HIV is losing a critical bout in the long and grueling boxing match called AIDS. And this victory for persons of color certainly is a cause for celebration.
According to Michael Smith, writer for the health media outlet MedPage Today, the Centers for Disease Control (CDC) has reported that that the mortality rates of blacks in the U.S. fell substantially between 2009 and 2012. During that time, the number of deaths fel1 by 18 percent.
However, the number of deaths remained higher among HIV-infected blacks than among HIV-positive individuals of other racial and ethnic groups–although the gaps seem to be narrowing.
Consistent features of the U.S. HIV/AIDS epidemic have been ethnic and racial disparities: each year, blacks have been making up almost half of all new diagnoses despite being only 14 percent of the population. And cases have been soaring amongst some subgroups, including black MSM (men who have sex with men).

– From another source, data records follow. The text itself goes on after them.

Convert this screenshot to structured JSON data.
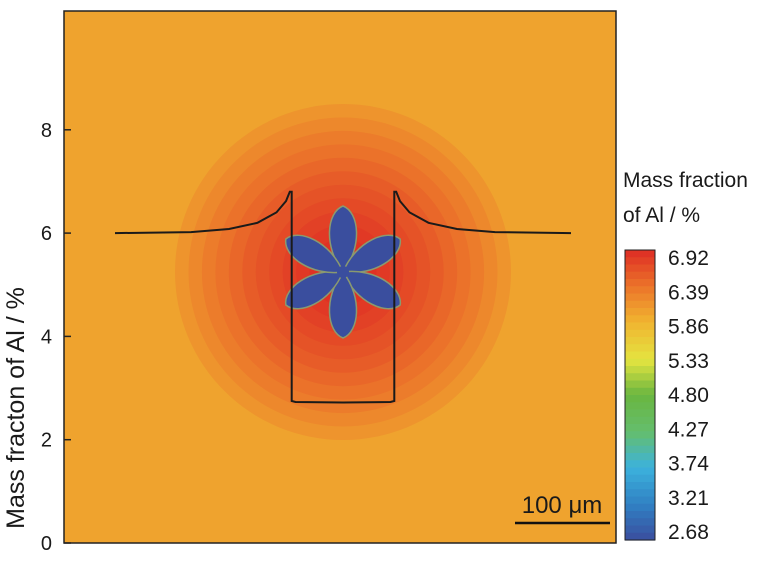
{
  "chart_data": {
    "type": "heatmap",
    "title": "",
    "ylabel": "Mass fracton of Al / %",
    "xlabel": "",
    "ylim": [
      0,
      10.3
    ],
    "y_ticks": [
      "0",
      "2",
      "4",
      "6",
      "8"
    ],
    "grid": false,
    "scale_bar": {
      "label": "100 μm",
      "length_um": 100
    },
    "colorbar": {
      "title_line1": "Mass fraction",
      "title_line2": "of Al / %",
      "placement": "right",
      "ticks": [
        "6.92",
        "6.39",
        "5.86",
        "5.33",
        "4.80",
        "4.27",
        "3.74",
        "3.21",
        "2.68"
      ],
      "min": 2.68,
      "max": 6.92
    },
    "field": {
      "background_value": 6.0,
      "dendrite_value": 2.68,
      "dendrite_petals": 6,
      "contour_levels": [
        {
          "value": 6.12
        },
        {
          "value": 6.22
        },
        {
          "value": 6.32
        },
        {
          "value": 6.4
        },
        {
          "value": 6.48
        },
        {
          "value": 6.56
        },
        {
          "value": 6.63
        },
        {
          "value": 6.7
        },
        {
          "value": 6.76
        },
        {
          "value": 6.82
        },
        {
          "value": 6.88
        },
        {
          "value": 6.92
        }
      ]
    },
    "profile": {
      "name": "",
      "color": "#1a1a1a",
      "x_um": [
        -240,
        -160,
        -120,
        -90,
        -70,
        -60,
        -56,
        -54,
        -54,
        -50,
        0,
        50,
        54,
        54,
        56,
        60,
        70,
        90,
        120,
        160,
        240
      ],
      "y": [
        6.0,
        6.02,
        6.08,
        6.2,
        6.4,
        6.62,
        6.8,
        6.8,
        2.75,
        2.73,
        2.72,
        2.73,
        2.75,
        6.8,
        6.8,
        6.62,
        6.4,
        6.2,
        6.08,
        6.02,
        6.0
      ]
    }
  }
}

According to Smith, the CDC stated that this new data illustrate that decreases in mortality between 2009 and 2012 were seen in all groups but were “greater and more consistent among blacks than among other races/ethnicities.”

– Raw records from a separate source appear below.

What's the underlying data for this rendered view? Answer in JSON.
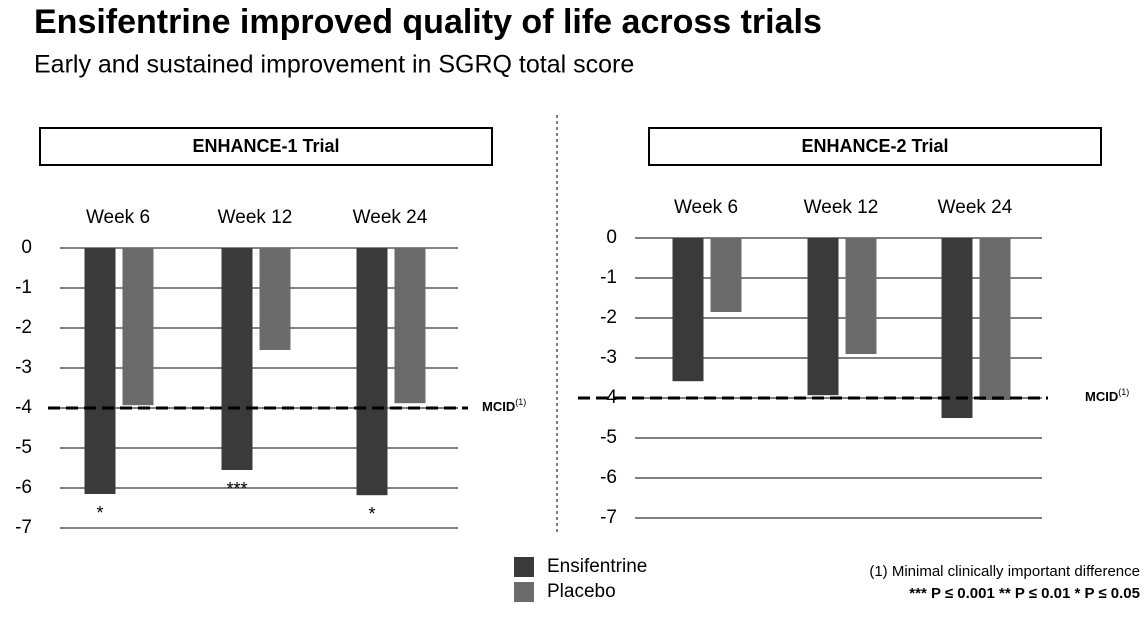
{
  "header": {
    "title": "Ensifentrine improved quality of life across trials",
    "subtitle": "Early and sustained improvement in SGRQ total score"
  },
  "chart_data": [
    {
      "type": "bar",
      "title": "ENHANCE-1 Trial",
      "categories": [
        "Week 6",
        "Week 12",
        "Week 24"
      ],
      "series": [
        {
          "name": "Ensifentrine",
          "color": "#3a3a3a",
          "values": [
            -6.15,
            -5.55,
            -6.18
          ]
        },
        {
          "name": "Placebo",
          "color": "#6b6b6b",
          "values": [
            -3.93,
            -2.55,
            -3.88
          ]
        }
      ],
      "annotations": [
        "*",
        "***",
        "*"
      ],
      "ylim": [
        -7,
        0
      ],
      "yticks": [
        0,
        -1,
        -2,
        -3,
        -4,
        -5,
        -6,
        -7
      ],
      "grid": true,
      "reference_line": {
        "value": -4,
        "label": "MCID",
        "note": "(1)"
      }
    },
    {
      "type": "bar",
      "title": "ENHANCE-2 Trial",
      "categories": [
        "Week 6",
        "Week 12",
        "Week 24"
      ],
      "series": [
        {
          "name": "Ensifentrine",
          "color": "#3a3a3a",
          "values": [
            -3.58,
            -3.93,
            -4.5
          ]
        },
        {
          "name": "Placebo",
          "color": "#6b6b6b",
          "values": [
            -1.85,
            -2.9,
            -4.05
          ]
        }
      ],
      "ylim": [
        -7,
        0
      ],
      "yticks": [
        0,
        -1,
        -2,
        -3,
        -4,
        -5,
        -6,
        -7
      ],
      "grid": true,
      "reference_line": {
        "value": -4,
        "label": "MCID",
        "note": "(1)"
      }
    }
  ],
  "footnotes": [
    "(1) Minimal clinically important difference",
    "***  P ≤ 0.001 ** P ≤ 0.01 * P ≤ 0.05"
  ]
}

The CDC calculated two rates—the rate per 1,000 individuals living with HIV and the rate per 100,000 population. In 2012, the CDC reported, “an estimated 8,165 deaths occurred among black persons living with HIV, which was 48% of the total mortality among people with HIV. That was 1.5 times the 5,426 deaths among whites and 3.2 times the 2,586 deaths among Hispanics or Latinos.

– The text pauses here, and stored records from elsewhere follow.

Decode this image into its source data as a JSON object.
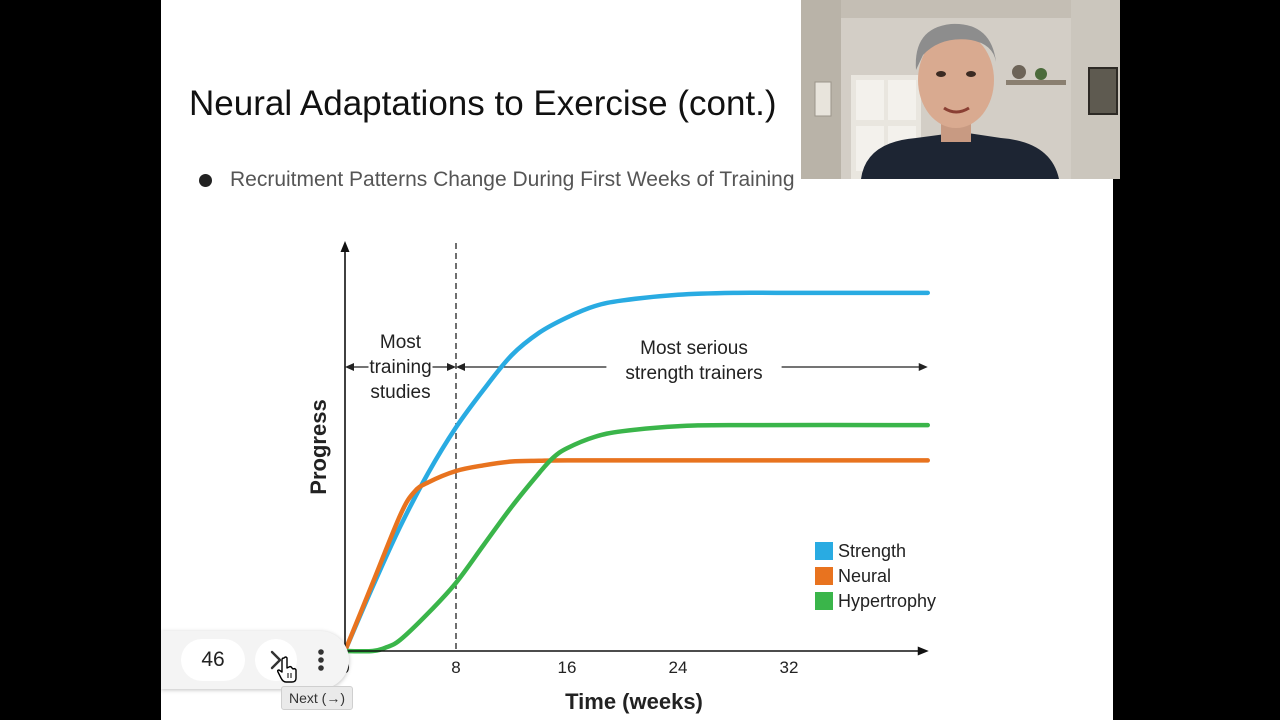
{
  "slide": {
    "title": "Neural Adaptations to Exercise (cont.)",
    "bullet": "Recruitment Patterns Change During First Weeks of Training"
  },
  "chart_data": {
    "type": "line",
    "xlabel": "Time (weeks)",
    "ylabel": "Progress",
    "x_ticks": [
      "0",
      "8",
      "16",
      "24",
      "32"
    ],
    "xlim": [
      0,
      42
    ],
    "ylim": [
      0,
      1
    ],
    "y_axis_values_shown": false,
    "grid": false,
    "legend_position": "bottom-right",
    "marker_line": {
      "x": 8,
      "style": "dashed"
    },
    "annotations": [
      {
        "text_lines": [
          "Most",
          "training",
          "studies"
        ],
        "x_range": [
          0,
          8
        ]
      },
      {
        "text_lines": [
          "Most serious",
          "strength trainers"
        ],
        "x_range": [
          8,
          42
        ]
      }
    ],
    "series": [
      {
        "name": "Strength",
        "color": "#29abe2",
        "points": [
          [
            0,
            0
          ],
          [
            2,
            0.17
          ],
          [
            4,
            0.33
          ],
          [
            6,
            0.47
          ],
          [
            8,
            0.59
          ],
          [
            10,
            0.69
          ],
          [
            12,
            0.78
          ],
          [
            14,
            0.84
          ],
          [
            16,
            0.88
          ],
          [
            18,
            0.91
          ],
          [
            20,
            0.925
          ],
          [
            24,
            0.94
          ],
          [
            28,
            0.945
          ],
          [
            32,
            0.945
          ],
          [
            42,
            0.945
          ]
        ]
      },
      {
        "name": "Neural",
        "color": "#e8731f",
        "points": [
          [
            0,
            0
          ],
          [
            2,
            0.18
          ],
          [
            4,
            0.36
          ],
          [
            5,
            0.42
          ],
          [
            6,
            0.445
          ],
          [
            8,
            0.475
          ],
          [
            10,
            0.49
          ],
          [
            12,
            0.5
          ],
          [
            14,
            0.502
          ],
          [
            16,
            0.503
          ],
          [
            24,
            0.503
          ],
          [
            42,
            0.503
          ]
        ]
      },
      {
        "name": "Hypertrophy",
        "color": "#3ab54a",
        "points": [
          [
            0,
            0
          ],
          [
            2,
            0
          ],
          [
            3,
            0.01
          ],
          [
            4,
            0.03
          ],
          [
            6,
            0.1
          ],
          [
            8,
            0.18
          ],
          [
            10,
            0.28
          ],
          [
            12,
            0.38
          ],
          [
            14,
            0.47
          ],
          [
            15,
            0.51
          ],
          [
            16,
            0.535
          ],
          [
            18,
            0.565
          ],
          [
            20,
            0.58
          ],
          [
            24,
            0.593
          ],
          [
            28,
            0.596
          ],
          [
            42,
            0.596
          ]
        ]
      }
    ]
  },
  "controls": {
    "slide_number": "46",
    "tooltip": "Next (→)"
  },
  "icons": {
    "next": "chevron-right-icon",
    "more": "more-vert-icon",
    "cursor": "hand-pointer-icon"
  },
  "colors": {
    "slide_background": "#ffffff",
    "strength": "#29abe2",
    "neural": "#e8731f",
    "hypertrophy": "#3ab54a"
  }
}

“But overall, the number represented an 18% decline in the number of deaths among blacks from 2008 through 2012.
“The death rate per 1,000 blacks living with diagnosed HIV fell from 28.4 in 2008 to 20.5 in 2012—a 28% decline—but the rate remained 13% higher than for whites and 47% higher than Hispanics or Latinos, the agency said.
“The 28% decline among blacks was greater than the 22% drop seen among all people living with HIV.”
Though this is encouraging and heartening news, we cannot afford “to rest on our laurels,” so to speak. And let me put it another way: before you “get horizontal to ‘Git Busy’,” strap on your favorite “latex raincoat!”